The Maestro framework will employ a hierarchical lock broker architecture with a novel lock-leasing mechanism and smart/adaptive lock migration. This combination allows flexibility of control and provides the best of both centralized and decentralized approaches. As the authority of their respective domains, the brokers learn and adapt to the access patterns of tasks at runtime to improve lock-locality and hence scalability, while they also have autonomy to allow independent tasks to be initiated and executed in a decentralized manner. Maestro will provide optimizations such as proactive leasing of locks to servers even before they are requested, lock migration (changing primary site assignment of locks), and shared/fractional lock-leasing to selectively allow decentralized coordination and relaxed consistency when appropriate.

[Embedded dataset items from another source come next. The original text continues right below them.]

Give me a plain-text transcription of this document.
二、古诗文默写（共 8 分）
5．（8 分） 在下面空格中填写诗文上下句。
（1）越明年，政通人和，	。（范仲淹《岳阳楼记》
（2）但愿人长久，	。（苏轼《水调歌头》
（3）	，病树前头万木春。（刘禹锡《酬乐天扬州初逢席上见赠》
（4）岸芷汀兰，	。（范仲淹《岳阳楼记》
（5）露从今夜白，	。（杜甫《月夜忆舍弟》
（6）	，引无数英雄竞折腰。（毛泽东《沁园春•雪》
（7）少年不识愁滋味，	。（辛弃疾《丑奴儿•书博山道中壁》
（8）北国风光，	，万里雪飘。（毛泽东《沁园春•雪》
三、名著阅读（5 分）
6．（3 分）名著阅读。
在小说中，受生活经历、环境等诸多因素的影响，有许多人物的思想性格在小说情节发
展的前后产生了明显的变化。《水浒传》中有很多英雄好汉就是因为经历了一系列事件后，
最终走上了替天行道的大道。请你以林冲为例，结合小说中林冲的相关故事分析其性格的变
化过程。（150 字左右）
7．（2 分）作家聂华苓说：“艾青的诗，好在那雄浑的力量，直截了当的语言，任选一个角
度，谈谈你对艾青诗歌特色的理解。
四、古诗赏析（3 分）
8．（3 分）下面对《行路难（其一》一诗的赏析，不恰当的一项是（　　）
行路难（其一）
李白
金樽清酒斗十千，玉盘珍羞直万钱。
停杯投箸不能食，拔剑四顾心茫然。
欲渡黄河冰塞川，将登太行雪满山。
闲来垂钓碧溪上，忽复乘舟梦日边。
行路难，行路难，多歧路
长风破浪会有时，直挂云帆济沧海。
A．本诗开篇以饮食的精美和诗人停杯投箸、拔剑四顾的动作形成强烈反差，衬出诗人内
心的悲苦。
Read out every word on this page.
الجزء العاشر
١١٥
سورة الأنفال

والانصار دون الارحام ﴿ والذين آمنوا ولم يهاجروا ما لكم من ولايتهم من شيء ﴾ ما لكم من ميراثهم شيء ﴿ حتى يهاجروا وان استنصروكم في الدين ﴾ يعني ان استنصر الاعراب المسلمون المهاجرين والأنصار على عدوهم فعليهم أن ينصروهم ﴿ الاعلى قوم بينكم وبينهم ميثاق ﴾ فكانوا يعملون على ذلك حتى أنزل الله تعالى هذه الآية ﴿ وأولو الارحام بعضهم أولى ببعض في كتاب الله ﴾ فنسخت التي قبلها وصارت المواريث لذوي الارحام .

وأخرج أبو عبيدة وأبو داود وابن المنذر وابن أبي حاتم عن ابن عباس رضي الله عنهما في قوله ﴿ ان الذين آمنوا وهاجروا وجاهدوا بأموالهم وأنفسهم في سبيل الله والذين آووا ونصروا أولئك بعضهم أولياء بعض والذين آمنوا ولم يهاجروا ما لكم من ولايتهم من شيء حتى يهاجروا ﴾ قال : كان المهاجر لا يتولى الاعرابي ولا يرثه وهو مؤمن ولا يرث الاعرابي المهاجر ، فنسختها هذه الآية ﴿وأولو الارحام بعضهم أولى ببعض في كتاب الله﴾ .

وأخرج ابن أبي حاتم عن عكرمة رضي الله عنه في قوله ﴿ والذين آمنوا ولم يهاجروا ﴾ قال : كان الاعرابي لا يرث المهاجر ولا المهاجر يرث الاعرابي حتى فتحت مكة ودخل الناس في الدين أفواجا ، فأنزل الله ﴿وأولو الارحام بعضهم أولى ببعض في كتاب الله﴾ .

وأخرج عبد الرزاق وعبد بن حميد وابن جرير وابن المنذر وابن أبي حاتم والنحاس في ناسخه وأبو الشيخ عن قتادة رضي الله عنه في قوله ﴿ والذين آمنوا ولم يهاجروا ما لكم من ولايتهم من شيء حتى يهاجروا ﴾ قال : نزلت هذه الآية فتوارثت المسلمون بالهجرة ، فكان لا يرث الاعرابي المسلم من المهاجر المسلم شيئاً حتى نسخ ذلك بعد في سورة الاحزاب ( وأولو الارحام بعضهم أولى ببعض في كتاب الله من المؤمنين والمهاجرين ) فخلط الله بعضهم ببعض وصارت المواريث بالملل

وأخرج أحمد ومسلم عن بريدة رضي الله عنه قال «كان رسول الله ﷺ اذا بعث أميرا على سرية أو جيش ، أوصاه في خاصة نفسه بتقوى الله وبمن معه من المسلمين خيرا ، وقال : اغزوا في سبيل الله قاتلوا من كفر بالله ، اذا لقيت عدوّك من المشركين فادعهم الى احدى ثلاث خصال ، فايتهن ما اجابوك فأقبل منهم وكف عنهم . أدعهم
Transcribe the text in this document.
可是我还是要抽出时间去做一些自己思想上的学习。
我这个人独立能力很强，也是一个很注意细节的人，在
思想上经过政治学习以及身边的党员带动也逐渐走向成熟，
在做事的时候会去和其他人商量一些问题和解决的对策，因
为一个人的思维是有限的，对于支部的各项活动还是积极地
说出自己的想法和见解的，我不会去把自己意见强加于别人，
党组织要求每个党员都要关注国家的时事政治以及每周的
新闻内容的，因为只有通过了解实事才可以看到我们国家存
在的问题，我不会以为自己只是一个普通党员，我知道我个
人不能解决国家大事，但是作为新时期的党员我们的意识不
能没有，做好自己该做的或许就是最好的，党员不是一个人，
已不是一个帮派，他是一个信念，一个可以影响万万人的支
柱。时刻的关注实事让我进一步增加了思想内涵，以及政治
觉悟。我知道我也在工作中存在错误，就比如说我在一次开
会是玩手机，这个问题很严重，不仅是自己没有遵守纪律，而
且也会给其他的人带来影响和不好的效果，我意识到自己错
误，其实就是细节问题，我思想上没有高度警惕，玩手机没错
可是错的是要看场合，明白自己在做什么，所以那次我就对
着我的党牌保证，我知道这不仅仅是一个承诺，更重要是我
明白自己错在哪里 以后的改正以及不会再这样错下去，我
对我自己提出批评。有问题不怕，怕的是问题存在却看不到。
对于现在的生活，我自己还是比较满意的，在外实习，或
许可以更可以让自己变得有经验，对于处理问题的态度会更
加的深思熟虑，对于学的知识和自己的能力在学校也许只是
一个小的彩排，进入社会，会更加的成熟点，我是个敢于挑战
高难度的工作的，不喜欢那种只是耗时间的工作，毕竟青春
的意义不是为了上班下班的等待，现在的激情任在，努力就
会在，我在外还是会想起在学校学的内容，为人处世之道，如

The proposed Maestro framework will be evaluated on two popular distributed application domains: wide-area ZooKeeper for distributed coordination, and wide-area distributed metadata management. Maestro will fill an important gap in the wide-area scalable coordination of tightly-coupled consistency-critical distributed applications, and it will enable further broader impacts through graduate and undergraduate level curriculum development, enhancing scientific/technological understanding via organizing academic workshops, outreaching to K-12 students, recruitment of minority groups, and distributing tools and software to the community.